There is no available sense in the world in which any of this is either "impending" or "new." While it is true, of course, that there are innumerable problems for secular democratic progressive politics to be found in ongoing technodevelopmental social struggle, there is no (or only an accidental) contribution to be found in this work by turning to the deranged and deranging discourse of superlativity and its various faith-based initiatives.
It is actually quite ludicrous to say, as you do, that transhumanism (a would be -ism and marginal movement of all things, members of which evangelize their faith in "The Future" rather than engaging in any of the actual worldly processes through which progressive technodevelopment actually takes place) is essentially an "educational" and "policy-making" enterprise. Transhumanism is a marginal sub(cult)ure whose membership organizations often seek to acquire legitimacy (and therefore attention and money) by selling themselves as "educational" and "policy-making" enterprises. But there is obviously no need to join a Robot Cult to facilitate technodevelopmental progress at the level of research or policy, while just as obviously there is every reason not to do so.

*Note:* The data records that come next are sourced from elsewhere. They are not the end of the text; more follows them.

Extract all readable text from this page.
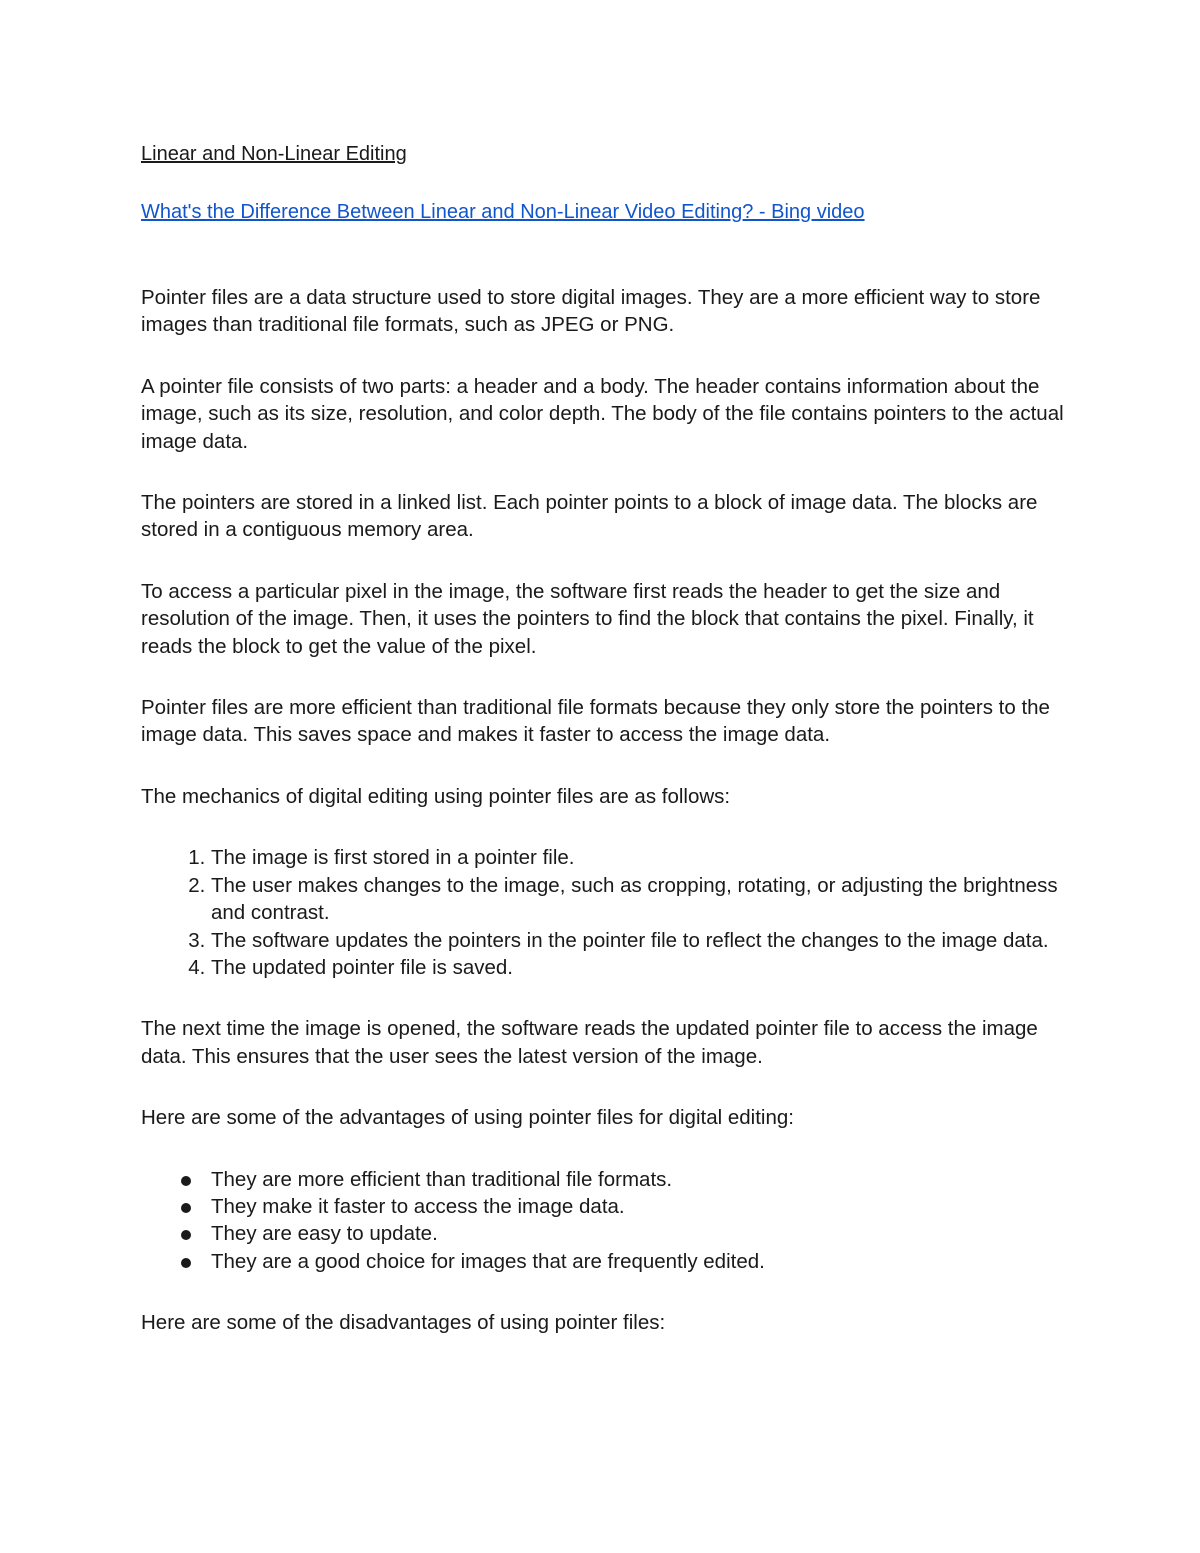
Linear and Non-Linear Editing
What's the Difference Between Linear and Non-Linear Video Editing? - Bing video

Pointer files are a data structure used to store digital images. They are a more efficient way to store images than traditional file formats, such as JPEG or PNG.

A pointer file consists of two parts: a header and a body. The header contains information about the image, such as its size, resolution, and color depth. The body of the file contains pointers to the actual image data.

The pointers are stored in a linked list. Each pointer points to a block of image data. The blocks are stored in a contiguous memory area.

To access a particular pixel in the image, the software first reads the header to get the size and resolution of the image. Then, it uses the pointers to find the block that contains the pixel. Finally, it reads the block to get the value of the pixel.

Pointer files are more efficient than traditional file formats because they only store the pointers to the image data. This saves space and makes it faster to access the image data.

The mechanics of digital editing using pointer files are as follows:

1. The image is first stored in a pointer file.
2. The user makes changes to the image, such as cropping, rotating, or adjusting the brightness and contrast.
3. The software updates the pointers in the pointer file to reflect the changes to the image data.
4. The updated pointer file is saved.

The next time the image is opened, the software reads the updated pointer file to access the image data. This ensures that the user sees the latest version of the image.

Here are some of the advantages of using pointer files for digital editing:

They are more efficient than traditional file formats.
They make it faster to access the image data.
They are easy to update.
They are a good choice for images that are frequently edited.

Here are some of the disadvantages of using pointer files:
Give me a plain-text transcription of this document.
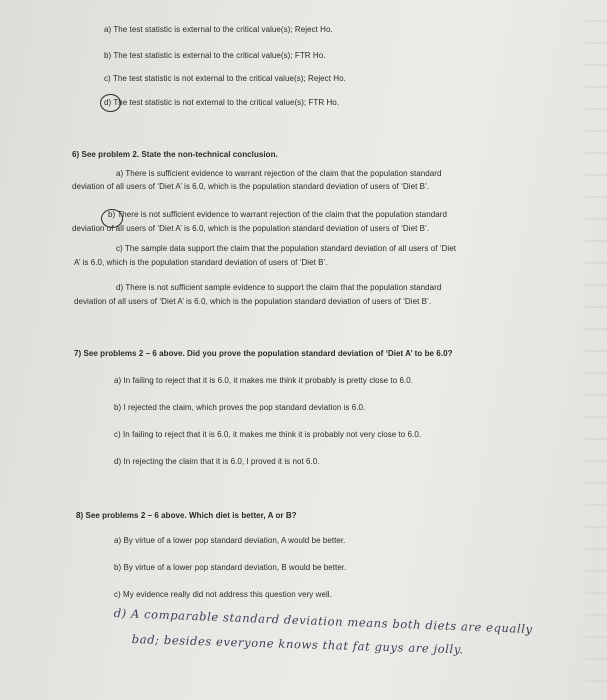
a) The test statistic is external to the critical value(s); Reject Ho.
b) The test statistic is external to the critical value(s); FTR Ho.
c) The test statistic is not external to the critical value(s); Reject Ho.
d) The test statistic is not external to the critical value(s); FTR Ho.
6) See problem 2. State the non-technical conclusion.
a) There is sufficient evidence to warrant rejection of the claim that the population standard
deviation of all users of ‘Diet A’ is 6.0, which is the population standard deviation of users of ‘Diet B’.
b) There is not sufficient evidence to warrant rejection of the claim that the population standard
deviation of all users of ‘Diet A’ is 6.0, which is the population standard deviation of users of ‘Diet B’.
c) The sample data support the claim that the population standard deviation of all users of ‘Diet
A’ is 6.0, which is the population standard deviation of users of ‘Diet B’.
d) There is not sufficient sample evidence to support the claim that the population standard
deviation of all users of ‘Diet A’ is 6.0, which is the population standard deviation of users of ‘Diet B’.
7) See problems 2 – 6 above. Did you prove the population standard deviation of ‘Diet A’ to be 6.0?
a) In failing to reject that it is 6.0, it makes me think it probably is pretty close to 6.0.
b) I rejected the claim, which proves the pop standard deviation is 6.0.
c) In failing to reject that it is 6.0, it makes me think it is probably not very close to 6.0.
d) In rejecting the claim that it is 6.0, I proved it is not 6.0.
8) See problems 2 – 6 above. Which diet is better, A or B?
a) By virtue of a lower pop standard deviation, A would be better.
b) By virtue of a lower pop standard deviation, B would be better.
c) My evidence really did not address this question very well.
d) A comparable standard deviation means both diets are equally
bad; besides everyone knows that fat guys are jolly.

Progressive activism certainly includes activism  to facilitate consensus science through public funding, regulation, and education and also  to facilitate progressive distributions of the costs, risks, and benefits of technodevelopment to all the stakeholders to those developments, and  to democratize the processes through those stakeholders have a say in these technodevelopmental decisions that affect them, and  consensualize to the greatest possible extent the terms on the basis of which technodevelopmental change is incorporated into people's lives.
Taking this sort of progressive technodevelopmental activism seriously looks nothing like indulging in superlative futurological discourses or investing your identity in marginal defensive sub(cult)ural superlative futurological membership organizations.